There are a few separate but possibly confounding issues here:
-
rand()
is now thread-safe, but this has an overhead
(see The need for rand speed | Blog by Bogumił Kamiński) -
You can explicity pass an RNG to
rand()
to bypass this overhead, but beware, if you do this you also bypass thread-safety.
unsafe threaded code
using Random
function pi_serial(rng, n::Int)
s = 0
for _ in 1:n
s += rand(rng)^2 + rand(rng)^2 < 1
end
return 4 * s / n
end
function pi_threaded(rng, n::Int)
s = 0
Threads.@threads for _ in 1:n
s += rand(rng)^2 + rand(rng)^2 < 1
end
return 4 * s / n
end
const n = 10^8
const rng = MersenneTwister()
println("Num threads: ", Threads.nthreads())

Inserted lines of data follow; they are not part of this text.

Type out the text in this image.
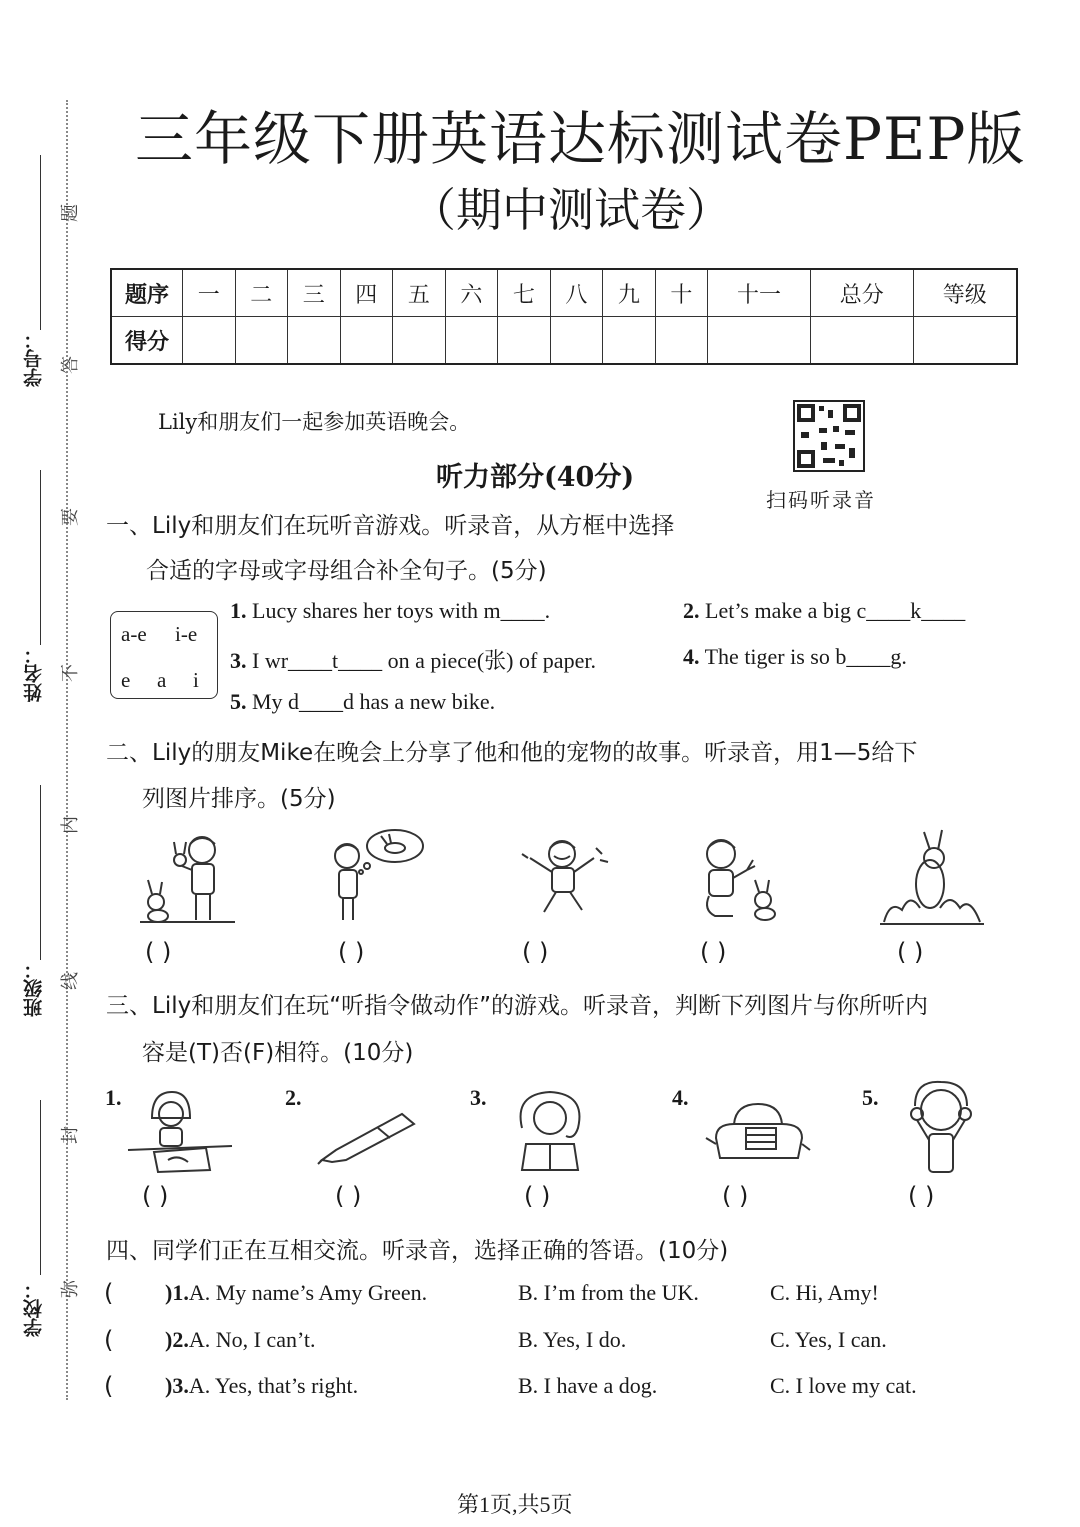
学号：
姓名：
班级：
学校：
题
答
要
不
内
线
封
弥
三年级下册英语达标测试卷PEP版
（期中测试卷）
题序	一	二	三	四	五	六	七	八	九	十	十一	总分	等级
得分													
Lily和朋友们一起参加英语晚会。
扫码听录音
听力部分(40分)
一、Lily和朋友们在玩听音游戏。听录音，从方框中选择
合适的字母或字母组合补全句子。(5分)
a-e i-e
e a i
1. Lucy shares her toys with m____.	2. Let’s make a big c____k____
3. I wr____t____ on a piece(张) of paper.	4. The tiger is so b____g.
5. My d____d has a new bike.
二、Lily的朋友Mike在晚会上分享了他和他的宠物的故事。听录音，用1—5给下
列图片排序。(5分)
( )	( )	( )	( )	( )
三、Lily和朋友们在玩“听指令做动作”的游戏。听录音，判断下列图片与你所听内
容是(T)否(F)相符。(10分)
1.	2.	3.	4.	5.
( )	( )	( )	( )	( )
四、同学们正在互相交流。听录音，选择正确的答语。(10分)
( )1.A. My name’s Amy Green.	B. I’m from the UK.	C. Hi, Amy!
( )2.A. No, I can’t.	B. Yes, I do.	C. Yes, I can.
( )3.A. Yes, that’s right.	B. I have a dog.	C. I love my cat.
第1页,共5页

pi_serial(rng, n) # correct
pi_threaded(rng, n) # incorrect
- To gain full benefit from threading with OP example:
- explicitly supply a separate RNG for each thread
- accumulate into thread-local variable, rather than accumulating directly into array
safe threaded code
using Random, Future, BenchmarkTools
function sum_rand_serial(rng, n)
s = 0.0
for i in 1:n
s += rand(rng)
end
s
end
function sum_rand_parallel(rngs, n)
nthreads = Threads.nthreads()
s = zeros(nthreads)
n_per_thread = n ÷ nthreads
Threads.@threads for i in 1:nthreads
rng = rngs[i]
si = 0.0
for j in 1:n_per_thread
si += rand(rng)
end
s[i] = si
end
sum(s)
end
function parallel_rngs(rng::MersenneTwister, n::Integer)
step = big(10)^20
rngs = Vector{MersenneTwister}(undef, n)
rngs[1] = copy(rng)
for i = 2:n
rngs[i] = Future.randjump(rngs[i-1], step)
end
return rngs
end
println("Num threads: ", Threads.nthreads())
const N = Threads.nthreads() * 10^8
const rng = MersenneTwister();
const rngs = parallel_rngs(MersenneTwister(), Threads.nthreads());
@btime sum_rand_serial(rng, N)
@btime sum_rand_parallel(rngs, N)
On my machine using 12 threads, I get ~11x speed up.